When your reading light works, it's like winning the door prize—a little victory, a beam from heaven. This truck stop has a Quizno's? I'm a king!

We had trouble in Salem, Oregon: A well-dressed African-American gentleman (the only passenger in 5,000 miles who wore a tie) approached the driver. I figured he wanted off at an unscheduled stop, but he was complaining about being harassed by a skinhead, who was blaring his skinhead music from enormous headphones that he aimed at this man's seat. That was it. The driver stopped the bus, called the police. Salem's finest pulled the skinhead off, cuffed him, and stuffed him in the back of the patrol car. The gentleman stepped back on, and we were on the road again. Ashland is a flag stop along the interstate. The driver dumped my skis in the dark and revved off to California. "Where's the town?" I asked the only other passenger getting off here. He pointed to more darkness.
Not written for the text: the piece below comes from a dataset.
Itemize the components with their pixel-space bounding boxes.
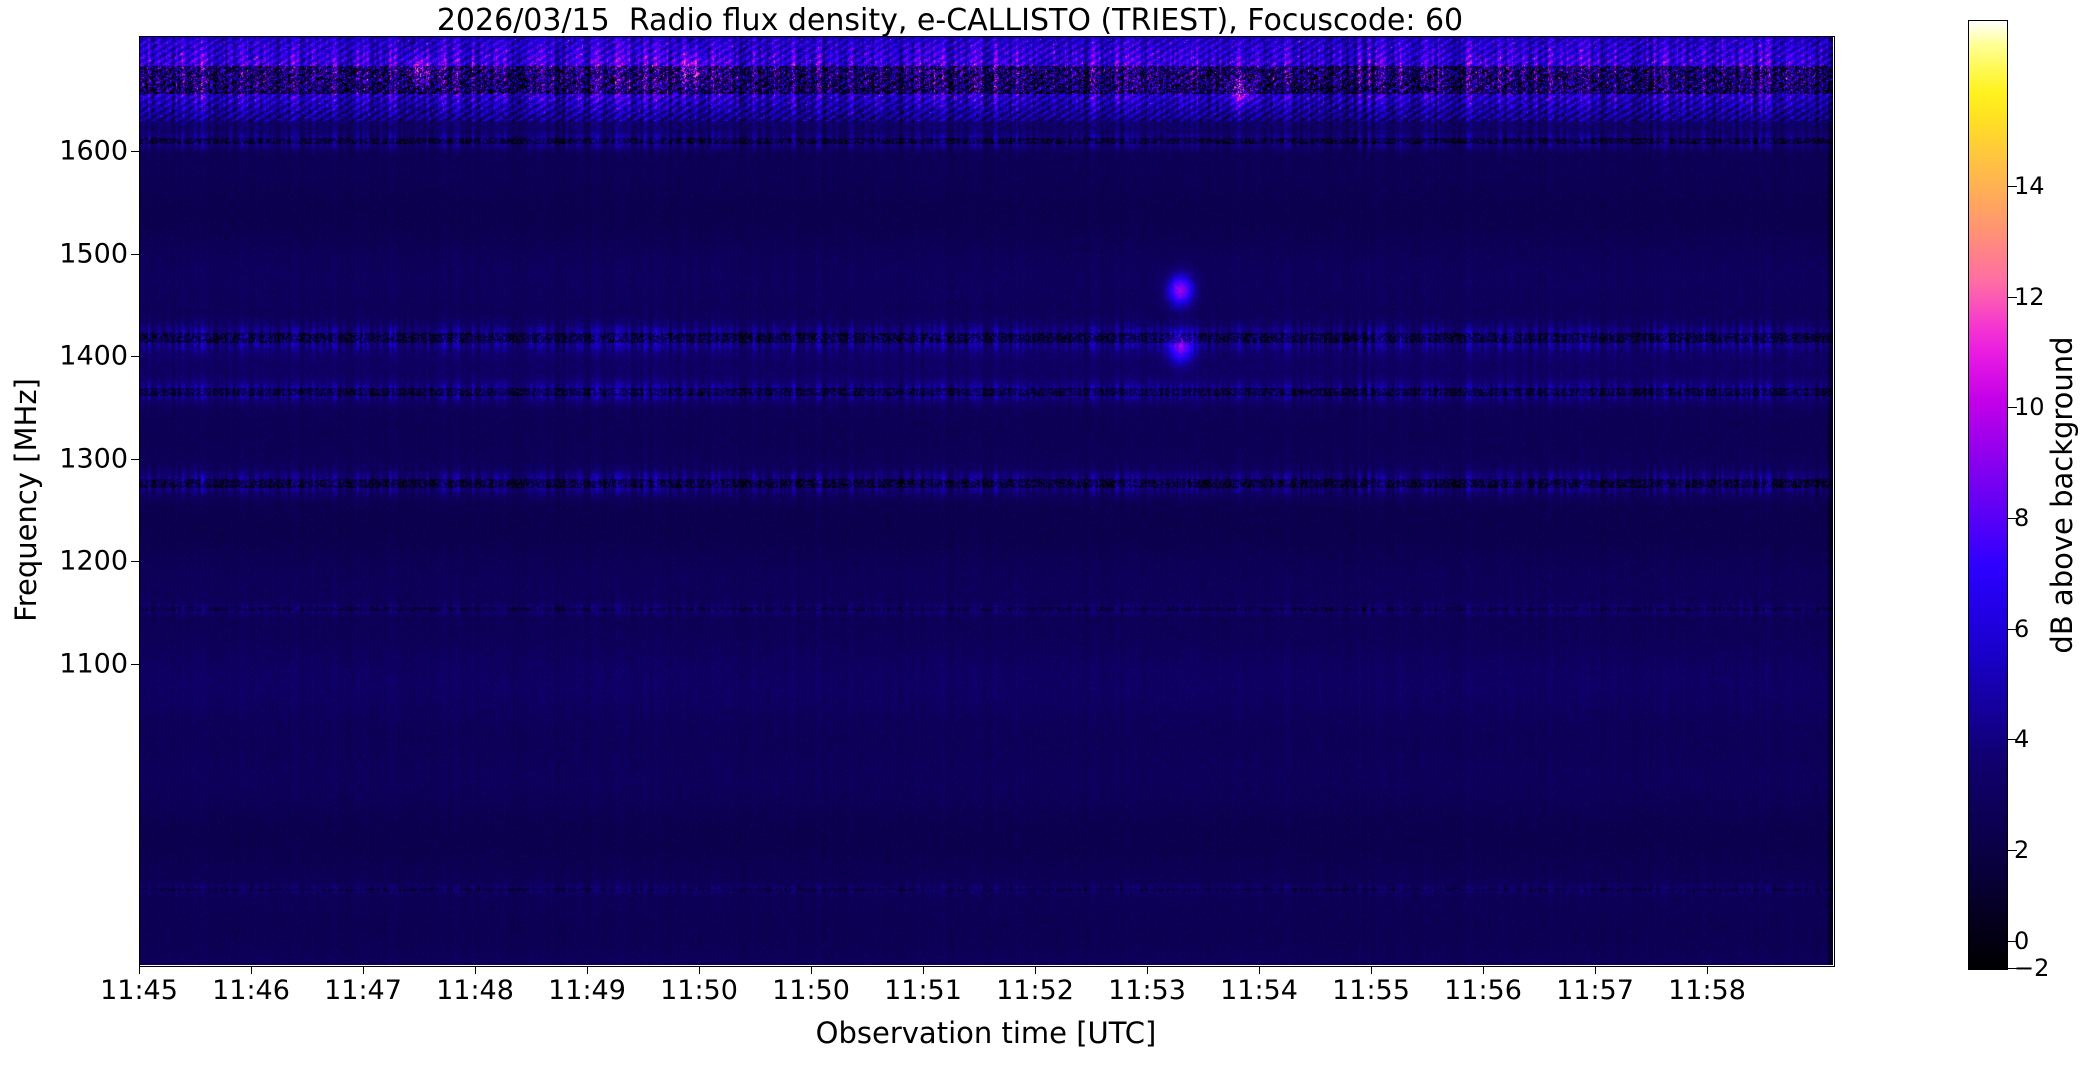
- colorbar-tickmark: [2008, 629, 2017, 630]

"About two miles," he said.

"Thanks."

I built up a good sweat. I could see the lights of Mount Ashland above me. I crested a hill into a residential area, and there was the lighted front porch of the Ashland Hostel. Welcome, traveler. Within moments I was sitting in front of a fire, talking telemark with new friends Jardin and Cody. For 18 bucks I had a bunk. The dreadlocked commune of the hostel is, curiously, a lot like the community on the bus. The hostelfarians were all veterans of the Green Turtle, the Furthur-like merry prankster outfit that trucks lazily up and down the Left Coast.

I skied Mount Ashland with two locals, Tom and Felicia. The three of us had the entire weekday mountain to ourselves, and there isn't a friendlier mom-and-pop in winter. When I broke the weld on my left SuperLoop toepiece—these bindings had been a vale of tears from the start—Doug, head of the ski patrol, tried to fix them, and when he couldn't, the rental shop comped me a pair of bondage boards and boots to match. From the top of Mount Ashland, I could see Mount Shasta. To the southwest I could make out the tiny interstate convenience store that's also the Ashland bus stop. A military jet blew over. It occurred to me just how ephemeral flight is. These diesels will go on forever.